Using Synapse Studio Monitoring: Synapse Studio provides out-of-the-box monitoring for data pipelines, offering insights such as execution time for each activity and the overall pipeline. Analyze long-running activities and optimize them.
Disable VNET on Dev Environment: Pipeline activities run on the integration runtime. Configuring an integration runtime within a managed virtual network guarantees that the data integration process remains isolated and secure, utilizing private endpoints to connect safely to supported data stores, though this increases overall costs. To save significantly on costs in the development environment, avoid using VNET with private endpoints. However, this configuration should be enabled in higher environments.
Estimating Data Volume and Capacity Planning: Estimate the volume of data ingestion, processing, and storage to appropriately plan and allocate resources. This will also assist in forecasting resource costs. While predicting the initial cost of Synapse Analytics services can be difficult due to most costs being consumption- or runtime-based, it is still possible to estimate these expenses through capacity planning.

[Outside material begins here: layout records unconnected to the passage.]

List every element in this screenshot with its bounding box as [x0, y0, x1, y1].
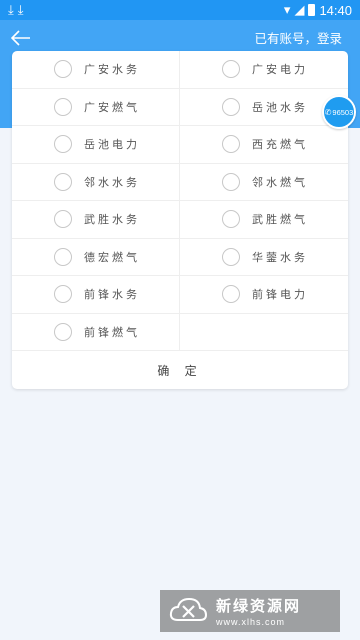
service-grid: 广安水务 广安电力广安燃气 岳池水务岳池电力 西充燃气邻水水务 邻水燃气武胜水务 武胜燃气… [12, 51, 348, 351]
radio-button[interactable] [222, 97, 240, 116]
service-option[interactable]: 西充燃气 [180, 126, 348, 164]
radio-button[interactable] [54, 285, 72, 304]
service-option-label: 武胜水务 [84, 214, 140, 227]
service-option[interactable]: 广安电力 [180, 51, 348, 89]
radio-button[interactable] [54, 322, 72, 341]
service-option[interactable]: 广安水务 [12, 51, 180, 89]
radio-button[interactable] [222, 285, 240, 304]
service-option-label: 邻水燃气 [252, 176, 308, 189]
service-selection-card: 广安水务 广安电力广安燃气 岳池水务岳池电力 西充燃气邻水水务 邻水燃气武胜水务 武胜燃气… [12, 51, 348, 389]
service-option-label: 邻水水务 [84, 176, 140, 189]
service-option[interactable]: 武胜水务 [12, 201, 180, 239]
login-link[interactable]: 已有账号，登录 [254, 28, 342, 47]
radio-button[interactable] [54, 172, 72, 191]
radio-button[interactable] [54, 97, 72, 116]
phone-fab[interactable]: ✆ 96503 [322, 95, 356, 129]
service-option-label: 前锋电力 [252, 289, 308, 302]
service-option-label: 岳池水务 [252, 101, 308, 114]
phone-number: 96503 [332, 107, 354, 117]
radio-button[interactable] [54, 135, 72, 154]
radio-button[interactable] [54, 60, 72, 79]
service-option[interactable]: 邻水水务 [12, 163, 180, 201]
status-bar: ⤓⤓ ▾ ◢ 14:40 [0, 0, 360, 20]
service-option-label: 西充燃气 [252, 139, 308, 152]
radio-button[interactable] [222, 172, 240, 191]
service-option[interactable]: 前锋水务 [12, 276, 180, 314]
phone-icon: ✆ [324, 107, 332, 117]
service-option-label: 前锋燃气 [84, 326, 140, 339]
watermark-url: www.xlhs.com [216, 617, 286, 627]
service-option-label: 前锋水务 [84, 289, 140, 302]
cloud-logo-icon [169, 597, 208, 621]
status-right: ▾ ◢ 14:40 [284, 2, 352, 18]
service-option[interactable]: 广安燃气 [12, 88, 180, 126]
service-option-label: 德宏燃气 [84, 251, 140, 264]
radio-button[interactable] [54, 210, 72, 229]
service-option-label: 岳池电力 [84, 139, 140, 152]
radio-button[interactable] [222, 247, 240, 266]
radio-button[interactable] [222, 135, 240, 154]
service-option[interactable]: 前锋燃气 [12, 313, 180, 351]
service-option[interactable]: 德宏燃气 [12, 238, 180, 276]
confirm-button[interactable]: 确 定 [12, 352, 348, 389]
battery-icon [308, 4, 316, 16]
service-option[interactable]: 前锋电力 [180, 276, 348, 314]
radio-button[interactable] [222, 60, 240, 79]
signal-icon: ◢ [294, 2, 305, 17]
radio-button[interactable] [222, 210, 240, 229]
service-option[interactable]: 武胜燃气 [180, 201, 348, 239]
service-option-label: 华蓥水务 [252, 251, 308, 264]
service-option-label: 广安电力 [252, 64, 308, 77]
service-option-label: 广安燃气 [84, 101, 140, 114]
service-option[interactable]: 邻水燃气 [180, 164, 348, 201]
back-button[interactable] [8, 26, 34, 50]
radio-button[interactable] [54, 247, 72, 266]
download-icons: ⤓⤓ [8, 2, 28, 17]
watermark-title: 新绿资源网 [216, 598, 302, 615]
status-time: 14:40 [319, 2, 352, 18]
service-option-label: 武胜燃气 [252, 214, 308, 227]
watermark: 新绿资源网 www.xlhs.com [160, 590, 340, 632]
empty-cell [180, 314, 348, 351]
wifi-icon: ▾ [283, 2, 291, 17]
service-option[interactable]: 华蓥水务 [180, 239, 348, 276]
arrow-left-icon [11, 30, 30, 46]
service-option-label: 广安水务 [84, 64, 140, 77]
service-option[interactable]: 岳池电力 [12, 126, 180, 164]
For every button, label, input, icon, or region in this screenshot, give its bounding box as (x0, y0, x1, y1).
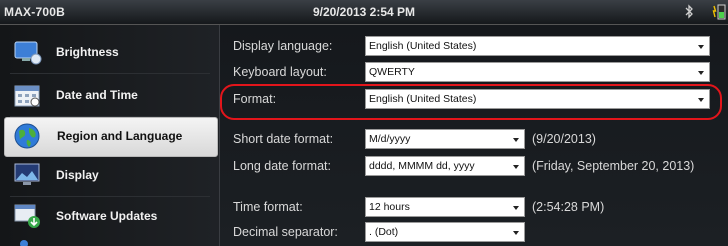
sidebar-item-brightness[interactable]: Brightness (4, 34, 216, 70)
long-date-label: Long date format: (233, 159, 331, 173)
decimal-separator-value: . (Dot) (369, 226, 399, 238)
long-date-value: dddd, MMMM dd, yyyy (369, 160, 475, 172)
display-icon (14, 163, 40, 185)
title-bar: MAX-700B 9/20/2013 2:54 PM (0, 0, 728, 25)
short-date-label: Short date format: (233, 132, 334, 146)
time-format-row: Time format: 12 hours (2:54:28 PM) (220, 197, 728, 219)
chevron-down-icon (513, 138, 519, 142)
time-format-label: Time format: (233, 200, 303, 214)
keyboard-layout-row: Keyboard layout: QWERTY (220, 62, 728, 84)
chevron-down-icon (698, 45, 704, 49)
chevron-down-icon (513, 165, 519, 169)
sidebar-item-software-updates[interactable]: Software Updates (4, 198, 216, 234)
time-format-select[interactable]: 12 hours (365, 197, 525, 217)
sidebar-item-display[interactable]: Display (4, 157, 216, 193)
region-language-panel: Display language: English (United States… (220, 25, 728, 246)
chevron-down-icon (513, 206, 519, 210)
sidebar-item-label: Date and Time (56, 88, 138, 102)
display-language-label: Display language: (233, 39, 333, 53)
sidebar-item-date-and-time[interactable]: Date and Time (4, 77, 216, 113)
settings-sidebar: Brightness Date and Time Region and Lang… (0, 25, 220, 246)
decimal-separator-select[interactable]: . (Dot) (365, 222, 525, 242)
short-date-sample: (9/20/2013) (532, 132, 596, 146)
software-update-icon (14, 204, 40, 228)
status-datetime: 9/20/2013 2:54 PM (312, 5, 416, 19)
partial-item-icon (20, 240, 28, 246)
chevron-down-icon (513, 231, 519, 235)
sidebar-item-label: Brightness (56, 45, 119, 59)
sidebar-item-label: Display (56, 168, 99, 182)
sidebar-item-label: Software Updates (56, 209, 158, 223)
keyboard-layout-value: QWERTY (369, 66, 415, 78)
decimal-separator-row: Decimal separator: . (Dot) (220, 222, 728, 244)
globe-icon (14, 123, 40, 149)
long-date-row: Long date format: dddd, MMMM dd, yyyy (F… (220, 156, 728, 178)
calendar-icon (14, 85, 40, 107)
long-date-select[interactable]: dddd, MMMM dd, yyyy (365, 156, 525, 176)
long-date-sample: (Friday, September 20, 2013) (532, 159, 695, 173)
decimal-separator-label: Decimal separator: (233, 225, 338, 239)
bluetooth-icon (685, 4, 693, 19)
sidebar-item-label: Region and Language (57, 129, 183, 143)
sidebar-item-region-and-language[interactable]: Region and Language (4, 117, 218, 157)
time-format-value: 12 hours (369, 201, 410, 213)
display-language-value: English (United States) (369, 40, 477, 52)
divider (10, 73, 210, 74)
battery-icon (712, 4, 726, 20)
keyboard-layout-select[interactable]: QWERTY (365, 62, 710, 82)
short-date-select[interactable]: M/d/yyyy (365, 129, 525, 149)
display-language-row: Display language: English (United States… (220, 36, 728, 58)
chevron-down-icon (698, 71, 704, 75)
keyboard-layout-label: Keyboard layout: (233, 65, 327, 79)
divider (10, 196, 210, 197)
brightness-icon (14, 41, 42, 65)
short-date-row: Short date format: M/d/yyyy (9/20/2013) (220, 129, 728, 151)
display-language-select[interactable]: English (United States) (365, 36, 710, 56)
format-highlight-annotation (220, 84, 722, 120)
short-date-value: M/d/yyyy (369, 133, 411, 145)
time-format-sample: (2:54:28 PM) (532, 200, 605, 214)
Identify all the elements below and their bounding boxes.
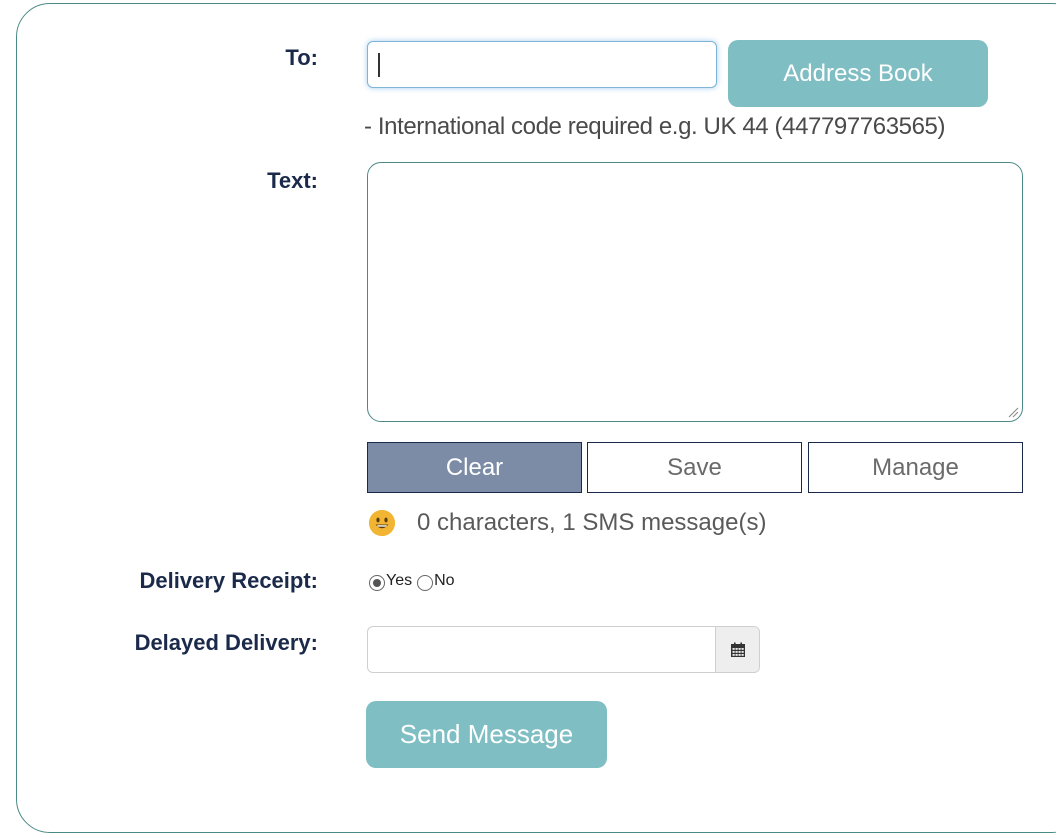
delivery-receipt-no-label[interactable]: No <box>434 572 454 590</box>
address-book-button[interactable]: Address Book <box>728 40 988 107</box>
calendar-icon <box>730 642 745 657</box>
delivery-receipt-label: Delivery Receipt: <box>139 568 318 593</box>
international-code-hint: - International code required e.g. UK 44… <box>364 113 946 140</box>
manage-button[interactable]: Manage <box>808 442 1023 493</box>
text-label: Text: <box>267 168 318 193</box>
delivery-receipt-yes-label[interactable]: Yes <box>386 572 412 590</box>
clear-button[interactable]: Clear <box>367 442 582 493</box>
delayed-delivery-input[interactable] <box>368 627 715 672</box>
text-caret <box>378 53 380 77</box>
message-textarea[interactable] <box>367 162 1023 422</box>
calendar-button[interactable] <box>715 627 759 672</box>
send-message-button[interactable]: Send Message <box>366 701 607 768</box>
smiley-face-icon <box>369 510 395 536</box>
resize-handle-icon[interactable] <box>1007 406 1019 418</box>
delivery-receipt-no-radio[interactable] <box>417 575 434 591</box>
to-label: To: <box>285 45 318 70</box>
character-count-text: 0 characters, 1 SMS message(s) <box>417 509 767 536</box>
character-counter: 0 characters, 1 SMS message(s) <box>369 508 766 538</box>
to-input[interactable] <box>367 41 717 88</box>
delayed-delivery-picker <box>367 626 760 673</box>
save-button[interactable]: Save <box>587 442 802 493</box>
delivery-receipt-yes-radio[interactable] <box>369 575 385 591</box>
delayed-delivery-label: Delayed Delivery: <box>134 630 318 655</box>
delivery-receipt-options: Yes No <box>369 571 455 591</box>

Consider the following pipeline-related factors for estimation:
- Apache Spark Pool Configuration
- Estimated Volume of Data Ingestion
- Number of Data Pipelines
- Managed Virtual Network (VNET)
- Type of Integration Runtime Selected (e.g., Azure Hosted Integration Runtime or Self Hosted Integration Runtime)
The snapshot below provides the cost for Synapse Analytics for reference. The description column outlines the details used to determine the cost based on the resource capacity planning.
Setting Appropriate Activity Timeouts: Adjust activity timeouts based on expected execution times. For example, if the default timeout is 10 minutes but the activity can be completed in 1 minute under adverse conditions, set the timeout to 1 or 2 minutes to save execution time in case of failures.
Implementing Proper Exception Handling: Ensure proper exception handling in pipelines and notebooks to enable efficient debugging and troubleshooting. This includes the following:
- Use the "Fail" activity in the pipeline to indicate a failure.
- Implement proper error handling in child activities, ensuring they return accurate success or failure messages so the parent activity can determine the next appropriate action.
- If any activity in the pipeline fails, establish a robust rollback strategy to maintain data consistency.
- Leverage "UponFailure", "UponSkip", “UponCompletion” options in the notebook activity for error handling.
- Configure retry policies for pipeline activities, including notebook activities, to address transient issues.

Conclusion

Synapse Pipelines provide benefits like built-in activities for data migration, ingestion, transformation, and processing, along with scalability and flexibility. However, designing these pipelines poses challenges that can lead to poor system performance and increased cloud resource costs.

Successful pipeline design requires careful planning, experienced talent, proper capacity planning, and accurate data ingestion volume estimation. These best practices, developed through real-world experience, help maintain reliable, secure, and efficient pipelines, enhancing overall system performance.